2.3. De Commissie heeft op 23 september 1996 en 22 oktober 1996 een zitting
gehouden. Voor de eerste zitting zijn partijen opgeroepen en deze hebben hun
standpunt nader toegelicht.
Bij deze zitting waren aanwezig:
van de kant van verzoeker
– dhr. (….) (verzoeker)
– dhr. (….) (gemachtigde Steunpunt Anti-Discriminatie Utrecht)
van de kant van de wederpartij
– dhr. drs. (….) (gemachtigde)
– dhr. (….) (getuige/deskundige)
van de kant van de wederpartij in de gevoegde zaak
– dhr. (….) (economisch adviseur)
van de kant van de Commissie:
– mw. mr. L.Y. Gonçalves-Ho Kang You (Kamervoorzitter)
– mw. mr. dr. L. Mulder (lid Kamer)
– dhr. drs. B. van Schijndel (lid Kamer)
– mw. I.M. Hidding (secretaris Kamer).
Voor de vervolgzitting op 22 oktober 1996 heeft de Commissie partijen
uitgenodigd en twee getuigen opgeroepen. Eén van deze getuigen (dhr. (….),
consulent bij het Arbeidsbureau Nieuwegein) heeft aan deze oproep geen gehoor
gegeven. De wederpartij in de gevoegde zaak heeft van de uitnodiging voor de
vervolgzitting geen gebruik gemaakt.
Bij de zitting waren aanwezig:
van de kant van verzoeker
– dhr. (….) (verzoeker)
– dhr. (….) (gemachtigde Steunpunt Anti-Discriminatie Utrecht)
van de kant van de wederpartij
– dhr. drs. (….) (gemachtigde)
– dhr. (….) (getuige/deskundige)
van de kant van de Commissie:
– mw. mr. L.Y. Gonçalves-Ho Kang You (Kamervoorzitter)
– mw. mr. dr. L. Mulder (lid Kamer)
– dhr. drs. B. van Schijndel (lid Kamer)
– mw. mr. G.H. Felix (secretaris Kamer).
2.4. Het oordeel is vastgesteld door Kamer II van de Commissie. In deze Kamer
hebben zitting de leden als vermeld onder 2.3.

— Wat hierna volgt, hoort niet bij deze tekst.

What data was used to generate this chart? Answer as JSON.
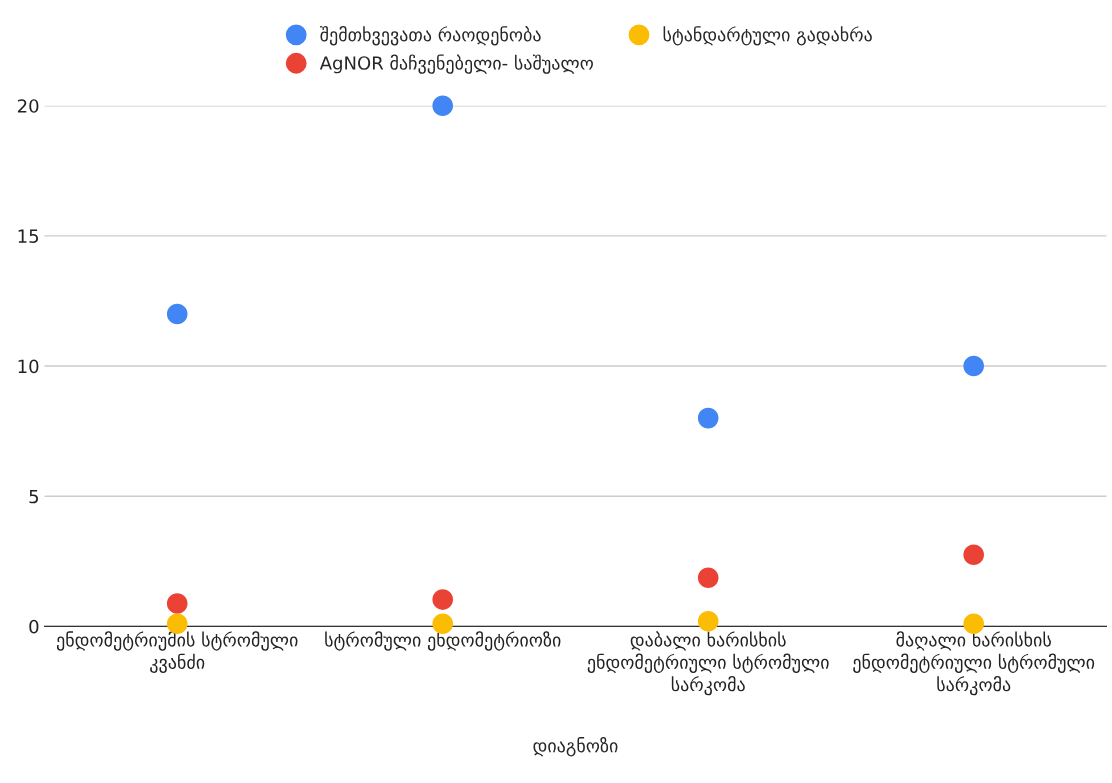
{
  "chart_data": {
    "type": "scatter",
    "xlabel": "დიაგნოზი",
    "categories": [
      "ენდომეტრიუმის სტრომული კვანძი",
      "სტრომული ენდომეტრიოზი",
      "დაბალი ხარისხის ენდომეტრიული სტრომული სარკომა",
      "მაღალი ხარისხის ენდომეტრიული სტრომული სარკომა"
    ],
    "series": [
      {
        "name": "შემთხვევათა რაოდენობა",
        "color": "#4285f4",
        "values": [
          12,
          20,
          8,
          10
        ]
      },
      {
        "name": "AgNOR მაჩვენებელი- საშუალო",
        "color": "#ea4335",
        "values": [
          0.88,
          1.03,
          1.87,
          2.75
        ]
      },
      {
        "name": "სტანდარტული გადახრა",
        "color": "#fbbc04",
        "values": [
          0.1,
          0.1,
          0.2,
          0.1
        ]
      }
    ],
    "ylim": [
      0,
      20
    ],
    "yticks": [
      0,
      5,
      10,
      15,
      20
    ],
    "grid": "y",
    "legend": "top",
    "marker": "circle"
  }
}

3. DE RESULTATEN VAN HET ONDERZOEK
De feiten
3.1. De wederpartij is een Regionaal Bureau voor Arbeidsvoorziening. In haar
werkgebied zijn 14 Arbeidsbureaus gevestigd waaronder de Arbeidsbureaus
Woerden en Nieuwegein.
Verzoeker is van Arubaanse afkomst. Hij solliciteerde op een bij de
wederpartij gemelde vacature. Het betrof de functie van internationaal
chauffeur bij een transportbedrijf. Verzoeker is voor deze functie afgewezen.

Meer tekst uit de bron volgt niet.